More recently, on June 9, 2014, Christopher Pryce wrote an anguished letter to the editor about what he called the ‘Boko Haramisation’ Of Jamaica’s children highlighting the alarming rate at which children are disappearing from their family homes.
Did crusading Christians undertake dramatic demonstrations against the government for its abject dereliction of duty in regulating children’s safety in these instances? Why not? Or does it reserve such protests for socially prominent members of high society who are removed from their cushy jobs?
If there is indeed such widespread concern over the education of children why don’t we express the same angst over the rape and buggery of their little bodies? The lessons in horror these children are taught, come not from any textbook smuggled into the curriculum by ‘the gay lobby’ but as a result of the vile predations of those entrusted with their care. Yet such flagrant violations earn no reaction– let alone action–from the innumerable Christian pulpits dotting this island or the churches braying so vigorously on behalf of Bain’s so-called rights.
Our Churches deal exclusively with the spirit such blatantly skewed reactions seem to say.
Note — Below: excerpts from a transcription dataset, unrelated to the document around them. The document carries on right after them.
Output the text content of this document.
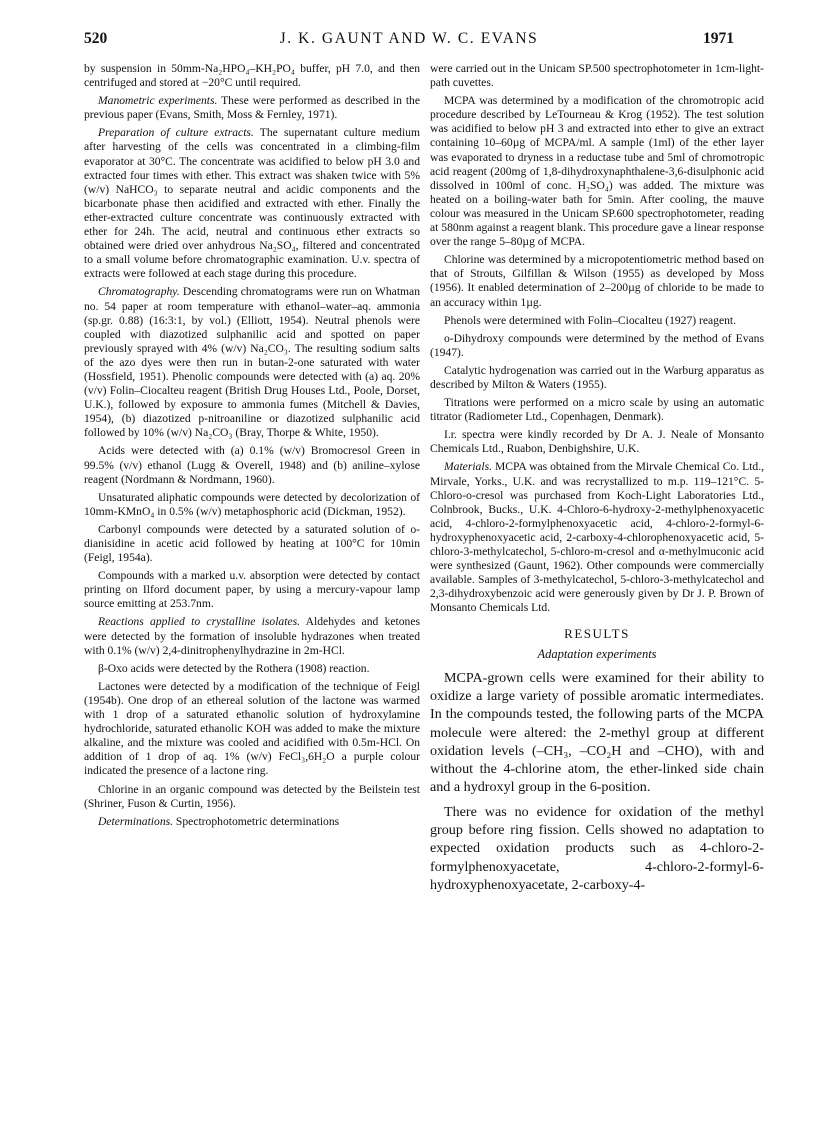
520	J. K. GAUNT AND W. C. EVANS	1971

by suspension in 50mm-Na₂HPO₄–KH₂PO₄ buffer, pH 7.0, and then centrifuged and stored at −20°C until required.

Manometric experiments. These were performed as described in the previous paper (Evans, Smith, Moss & Fernley, 1971).

Preparation of culture extracts. The supernatant culture medium after harvesting of the cells was concentrated in a climbing-film evaporator at 30°C. The concentrate was acidified to below pH 3.0 and extracted four times with ether. This extract was shaken twice with 5% (w/v) NaHCO₃ to separate neutral and acidic components and the bicarbonate phase then acidified and extracted with ether. Finally the ether-extracted culture concentrate was continuously extracted with ether for 24h. The acid, neutral and continuous ether extracts so obtained were dried over anhydrous Na₂SO₄, filtered and concentrated to a small volume before chromatographic examination. U.v. spectra of extracts were followed at each stage during this procedure.

Chromatography. Descending chromatograms were run on Whatman no. 54 paper at room temperature with ethanol–water–aq. ammonia (sp.gr. 0.88) (16:3:1, by vol.) (Elliott, 1954). Neutral phenols were coupled with diazotized sulphanilic acid and spotted on paper previously sprayed with 4% (w/v) Na₂CO₃. The resulting sodium salts of the azo dyes were then run in butan-2-one saturated with water (Hossfield, 1951). Phenolic compounds were detected with (a) aq. 20% (v/v) Folin–Ciocalteu reagent (British Drug Houses Ltd., Poole, Dorset, U.K.), followed by exposure to ammonia fumes (Mitchell & Davies, 1954), (b) diazotized p-nitroaniline or diazotized sulphanilic acid followed by 10% (w/v) Na₂CO₃ (Bray, Thorpe & White, 1950).

Acids were detected with (a) 0.1% (w/v) Bromocresol Green in 99.5% (v/v) ethanol (Lugg & Overell, 1948) and (b) aniline–xylose reagent (Nordmann & Nordmann, 1960).

Unsaturated aliphatic compounds were detected by decolorization of 10mm-KMnO₄ in 0.5% (w/v) metaphosphoric acid (Dickman, 1952).

Carbonyl compounds were detected by a saturated solution of o-dianisidine in acetic acid followed by heating at 100°C for 10min (Feigl, 1954a).

Compounds with a marked u.v. absorption were detected by contact printing on Ilford document paper, by using a mercury-vapour lamp source emitting at 253.7nm.

Reactions applied to crystalline isolates. Aldehydes and ketones were detected by the formation of insoluble hydrazones when treated with 0.1% (w/v) 2,4-dinitrophenylhydrazine in 2m-HCl.

β-Oxo acids were detected by the Rothera (1908) reaction.

Lactones were detected by a modification of the technique of Feigl (1954b). One drop of an ethereal solution of the lactone was warmed with 1 drop of a saturated ethanolic solution of hydroxylamine hydrochloride, saturated ethanolic KOH was added to make the mixture alkaline, and the mixture was cooled and acidified with 0.5m-HCl. On addition of 1 drop of aq. 1% (w/v) FeCl₃,6H₂O a purple colour indicated the presence of a lactone ring.

Chlorine in an organic compound was detected by the Beilstein test (Shriner, Fuson & Curtin, 1956).

Determinations. Spectrophotometric determinations

were carried out in the Unicam SP.500 spectrophotometer in 1cm-light-path cuvettes.

MCPA was determined by a modification of the chromotropic acid procedure described by LeTourneau & Krog (1952). The test solution was acidified to below pH 3 and extracted into ether to give an extract containing 10–60µg of MCPA/ml. A sample (1ml) of the ether layer was evaporated to dryness in a reductase tube and 5ml of chromotropic acid reagent (200mg of 1,8-dihydroxynaphthalene-3,6-disulphonic acid dissolved in 100ml of conc. H₂SO₄) was added. The mixture was heated on a boiling-water bath for 5min. After cooling, the mauve colour was measured in the Unicam SP.600 spectrophotometer, reading at 580nm against a reagent blank. This procedure gave a linear response over the range 5–80µg of MCPA.

Chlorine was determined by a micropotentiometric method based on that of Strouts, Gilfillan & Wilson (1955) as developed by Moss (1956). It enabled determination of 2–200µg of chloride to be made to an accuracy within 1µg.

Phenols were determined with Folin–Ciocalteu (1927) reagent.

o-Dihydroxy compounds were determined by the method of Evans (1947).

Catalytic hydrogenation was carried out in the Warburg apparatus as described by Milton & Waters (1955).

Titrations were performed on a micro scale by using an automatic titrator (Radiometer Ltd., Copenhagen, Denmark).

I.r. spectra were kindly recorded by Dr A. J. Neale of Monsanto Chemicals Ltd., Ruabon, Denbighshire, U.K.

Materials. MCPA was obtained from the Mirvale Chemical Co. Ltd., Mirvale, Yorks., U.K. and was recrystallized to m.p. 119–121°C. 5-Chloro-o-cresol was purchased from Koch-Light Laboratories Ltd., Colnbrook, Bucks., U.K. 4-Chloro-6-hydroxy-2-methylphenoxyacetic acid, 4-chloro-2-formylphenoxyacetic acid, 4-chloro-2-formyl-6-hydroxyphenoxyacetic acid, 2-carboxy-4-chlorophenoxyacetic acid, 5-chloro-3-methylcatechol, 5-chloro-m-cresol and α-methylmuconic acid were synthesized (Gaunt, 1962). Other compounds were commercially available. Samples of 3-methylcatechol, 5-chloro-3-methylcatechol and 2,3-dihydroxybenzoic acid were generously given by Dr J. P. Brown of Monsanto Chemicals Ltd.

RESULTS
Adaptation experiments

MCPA-grown cells were examined for their ability to oxidize a large variety of possible aromatic intermediates. In the compounds tested, the following parts of the MCPA molecule were altered: the 2-methyl group at different oxidation levels (–CH₃, –CO₂H and –CHO), with and without the 4-chlorine atom, the ether-linked side chain and a hydroxyl group in the 6-position.

There was no evidence for oxidation of the methyl group before ring fission. Cells showed no adaptation to expected oxidation products such as 4-chloro-2-formylphenoxyacetate, 4-chloro-2-formyl-6-hydroxyphenoxyacetate, 2-carboxy-4-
We don’t care if your children are starving or being turned into sex slaves but rest assured we will police what their young minds and spirits are fed with the fervour of Ayatollahs. Your spiritual health is safe in our holy hands. For material well-being apply to your nearest Don and if necessary yield up your pubescent girl children. Remain confident that such children will go to their sexual slaughter with minds unsullied by the truth. Hallelujah! Pass the collection plate!